Patterning is a form of visual organization I have always been attracted to
whether it be ones I made myself or ones that I have found. The inspiration for
these patterns has come from many different sources, the most current of which is
quilting. The fabric used is often patterned, the manner in which the pieces are put
together create a pattern, and the stitching holding the entire quilt together are
another layer of pattern. I am drawn to the way all these layers work together to
create the final product, but what interests me most about quilt patterns is the way
construction relates to the formation of the pattern. When a quilt is being made
small pieces are used to first construct blocks, which become a larger unit in the
entire pattern being created. All patterns can be visually broken down in this way
but the fact that quilting naturally does this during construction is something I am
especially fascinated with.
What I have become most interested in addressing in my work is the way
that patterning allows for the same image to be seen in different ways. The
majority of my current work is based around the idea of using the same pieces to
make many different patterns, and visually breaking patterns into the different
layers used to construct them. Some of my work allows for the layers I present to
be rearranged to create new patterns, while some presents the layers not to be
moved but just to be seen as individual components. The interactive pieces
interest me because the resulting patterns are of a much wider variety than I would
come up with on my own. I also envision these patterns in a very particular way
and I am interested to see the ways that other people see the same thing.

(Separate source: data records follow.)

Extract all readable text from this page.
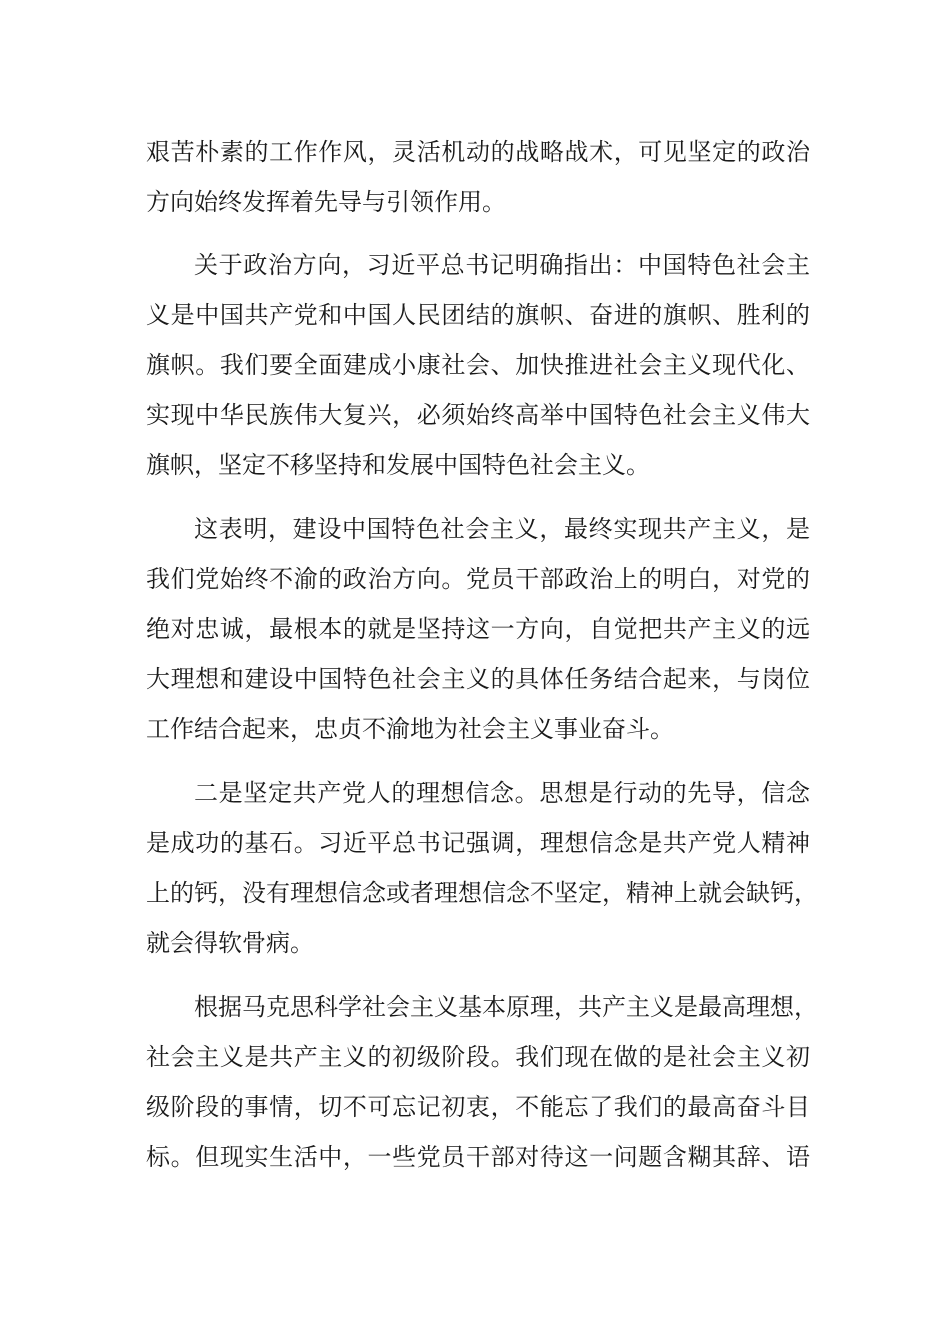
艰苦朴素的工作作风，灵活机动的战略战术，可见坚定的政治
方向始终发挥着先导与引领作用。
关于政治方向，习近平总书记明确指出：中国特色社会主
义是中国共产党和中国人民团结的旗帜、奋进的旗帜、胜利的
旗帜。我们要全面建成小康社会、加快推进社会主义现代化、
实现中华民族伟大复兴，必须始终高举中国特色社会主义伟大
旗帜，坚定不移坚持和发展中国特色社会主义。
这表明，建设中国特色社会主义，最终实现共产主义，是
我们党始终不渝的政治方向。党员干部政治上的明白，对党的
绝对忠诚，最根本的就是坚持这一方向，自觉把共产主义的远
大理想和建设中国特色社会主义的具体任务结合起来，与岗位
工作结合起来，忠贞不渝地为社会主义事业奋斗。
二是坚定共产党人的理想信念。思想是行动的先导，信念
是成功的基石。习近平总书记强调，理想信念是共产党人精神
上的钙，没有理想信念或者理想信念不坚定，精神上就会缺钙，
就会得软骨病。
根据马克思科学社会主义基本原理，共产主义是最高理想，
社会主义是共产主义的初级阶段。我们现在做的是社会主义初
级阶段的事情，切不可忘记初衷，不能忘了我们的最高奋斗目
标。但现实生活中，一些党员干部对待这一问题含糊其辞、语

I have been exploring many different types of geometric patterning, but I am going
to narrow my focus and specifically explore a type of quilt pattern referred to as a
log cabin pattern. Although they are normally square, log cabin blocks can be any
regular geometric shape that can be pieced together. The blocks are built from the
center outward using skinny strips of material. The overall patterns that are created
change dramatically depending on the colors used, and the orientation of the blocks.
When translating these patterns to clay I will explore not only these elements, but
also the differences that occur in the depth of the tile and how the visual weight
changes if the high point is in the center versus the edge.